Hot Line 6 is devoted to the PARALLAX trial comparing sacubitril/valsartan (Entresto, Novartis) with individualized medical therapy in 2569 heart failure with preserved ejection fraction (HFpEF) patients. The primary outcomes are 12-week change in N-terminal pro-brain natriuretic peptide and 24-week change in 6-minute walk distance.
Hot Line Sessions 7-9, Monday (14:00 CEST)

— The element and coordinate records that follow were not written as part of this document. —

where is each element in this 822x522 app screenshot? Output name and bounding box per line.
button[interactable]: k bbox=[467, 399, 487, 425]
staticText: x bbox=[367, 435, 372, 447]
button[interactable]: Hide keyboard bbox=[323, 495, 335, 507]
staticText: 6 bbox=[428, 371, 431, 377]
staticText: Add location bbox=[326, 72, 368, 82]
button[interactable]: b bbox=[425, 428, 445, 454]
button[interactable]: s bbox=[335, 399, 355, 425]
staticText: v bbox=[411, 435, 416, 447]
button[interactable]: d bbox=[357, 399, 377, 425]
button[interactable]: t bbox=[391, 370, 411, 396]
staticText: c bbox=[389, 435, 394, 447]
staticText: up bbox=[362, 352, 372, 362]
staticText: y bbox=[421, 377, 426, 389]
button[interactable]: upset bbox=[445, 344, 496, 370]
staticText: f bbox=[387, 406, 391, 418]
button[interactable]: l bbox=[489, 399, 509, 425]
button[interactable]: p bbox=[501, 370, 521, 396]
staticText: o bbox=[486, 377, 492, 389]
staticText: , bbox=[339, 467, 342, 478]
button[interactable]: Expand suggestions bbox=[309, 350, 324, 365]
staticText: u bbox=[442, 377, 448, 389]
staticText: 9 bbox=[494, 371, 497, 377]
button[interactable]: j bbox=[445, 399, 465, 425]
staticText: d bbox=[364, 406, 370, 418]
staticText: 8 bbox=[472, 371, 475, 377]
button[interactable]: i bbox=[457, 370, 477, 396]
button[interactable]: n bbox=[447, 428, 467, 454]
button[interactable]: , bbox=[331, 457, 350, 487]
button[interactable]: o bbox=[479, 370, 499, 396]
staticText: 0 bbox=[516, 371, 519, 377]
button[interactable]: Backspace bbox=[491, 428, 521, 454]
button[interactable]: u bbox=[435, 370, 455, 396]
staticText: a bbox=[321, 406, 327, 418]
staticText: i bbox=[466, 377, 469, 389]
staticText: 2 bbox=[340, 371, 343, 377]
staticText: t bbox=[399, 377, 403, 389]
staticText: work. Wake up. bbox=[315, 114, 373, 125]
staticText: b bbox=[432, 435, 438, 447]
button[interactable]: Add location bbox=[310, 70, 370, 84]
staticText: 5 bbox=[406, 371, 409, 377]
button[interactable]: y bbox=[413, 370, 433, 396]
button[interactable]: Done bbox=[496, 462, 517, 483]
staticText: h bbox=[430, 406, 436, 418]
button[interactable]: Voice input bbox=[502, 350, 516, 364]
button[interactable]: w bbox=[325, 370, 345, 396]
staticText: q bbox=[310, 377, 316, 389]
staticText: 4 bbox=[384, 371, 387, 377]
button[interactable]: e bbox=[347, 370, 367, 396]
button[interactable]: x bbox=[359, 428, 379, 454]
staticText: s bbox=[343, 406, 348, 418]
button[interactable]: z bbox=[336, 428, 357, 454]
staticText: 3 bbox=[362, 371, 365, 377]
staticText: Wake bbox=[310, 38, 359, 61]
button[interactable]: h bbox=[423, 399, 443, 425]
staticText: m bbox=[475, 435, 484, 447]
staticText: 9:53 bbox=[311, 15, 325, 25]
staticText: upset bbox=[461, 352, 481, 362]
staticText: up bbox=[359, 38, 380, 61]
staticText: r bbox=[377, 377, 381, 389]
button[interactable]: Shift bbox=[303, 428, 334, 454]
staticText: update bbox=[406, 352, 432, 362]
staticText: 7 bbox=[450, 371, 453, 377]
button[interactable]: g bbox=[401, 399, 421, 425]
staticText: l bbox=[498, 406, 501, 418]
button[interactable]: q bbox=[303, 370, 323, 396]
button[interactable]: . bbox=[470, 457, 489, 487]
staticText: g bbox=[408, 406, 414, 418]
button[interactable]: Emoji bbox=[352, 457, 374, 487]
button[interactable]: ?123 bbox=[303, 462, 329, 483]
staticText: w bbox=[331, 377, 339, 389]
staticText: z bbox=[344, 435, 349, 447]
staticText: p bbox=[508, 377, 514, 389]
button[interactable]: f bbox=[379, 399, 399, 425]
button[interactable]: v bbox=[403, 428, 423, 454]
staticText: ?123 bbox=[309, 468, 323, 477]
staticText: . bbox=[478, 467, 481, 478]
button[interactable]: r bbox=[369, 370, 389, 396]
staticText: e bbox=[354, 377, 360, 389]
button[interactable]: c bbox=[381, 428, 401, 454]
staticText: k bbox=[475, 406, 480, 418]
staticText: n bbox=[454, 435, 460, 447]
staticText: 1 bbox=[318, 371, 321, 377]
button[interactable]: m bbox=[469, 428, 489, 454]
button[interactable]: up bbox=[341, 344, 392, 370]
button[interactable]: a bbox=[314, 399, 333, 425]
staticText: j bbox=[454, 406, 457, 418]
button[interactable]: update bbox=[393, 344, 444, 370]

The next day starts with the timely topic of inflammation with the LoDoCo2 trial, in which 5522 patients with stable coronary artery disease were randomized to low-dose colchicine 0.5 mg daily or placebo on top of optimal medical therapy. The primary composite endpoint is CV death, myocardial infarction (MI), ischemic stroke, and ischemia-driven revascularization.
Additional colchicine data also will be presented in a late-breaking science session on Saturday that includes the Australian COPS trial in acute coronary syndromes and new analyses from COLCOT, which demonstrated a 23% reduction in the risk of first ischemic CV events following an MI but no mortality benefit. The low-cost anti-inflammatory drug is also being tested in the mammoth 6000-patient phase 3 Colchicine Coronavirus SARS-CoV-2 (COLCORONA) trial, expected to be completed by the end of September.
Hot Line 8 switches gears with the open-label randomized HOME-PE trial comparing outpatient management of pulmonary embolism (PE) in 1975 select patients based on either the simplified Pulmonary Embolism Severity Index (PESI) score, featured in the most recent ESC acute PE guidelines, or the HESTIA criteria, developed in the HESTIA study. The event-driven primary end point is the composite of recurrent venous thromboembolism, major bleeding, and all-cause death at 30 days.
Last up on Monday is a new analysis on the effects of lowering blood pressure for prevention of CV events across various BP levels from the BPLTTC, which is the largest resource of patient-level randomized clinical trial data, at more than 350,000 patients.
Tuesday Hot Line Sessions 10-12 (14:00 CEST)
The final day of the Congress ends with bang, with the randomized BRACE-CORONA trial examining the effect of continuing or suspending angiotensin-converting enzyme (ACE) inhibitors and angiotensin receptor blockers (ARBs) in 700 patients with SARS-CoV-2 infection.
Although several cardiovascular societies including ESC recommend continuation of renin-angiotensin-aldosterone system (RAAS) antagonists in COVID-19 patients, randomized data are lacking and patients have been rattled by early observations suggesting that ACE2 upregulation from RAAS antagonists could increase the risk of developing severe COVID-19.
“BRACE-CORONA will answer the question that everybody’s been asking, whether or not you should continue ARBs and ACE inhibitors in COVID-19 patients. This is a randomized trial and we are all very excited about it,” Roffi said.
COVID-19 will also be discussed in a late-breaking science session on Sunday and in three industry Q&A sessions scattered over the 4 days.
Rounding out the last Hot Line session is IMPACT-AFib, a claims database analysis of early vs delayed educational interventions to improve oral anticoagulation use in a whopping 80,000 patients with AF, and REALITY, a much-needed cost-effectiveness analysis of liberal vs restrictive transfusion strategies in 630 patients with acute MI and anemia.
This article first appeared on Medscape.com.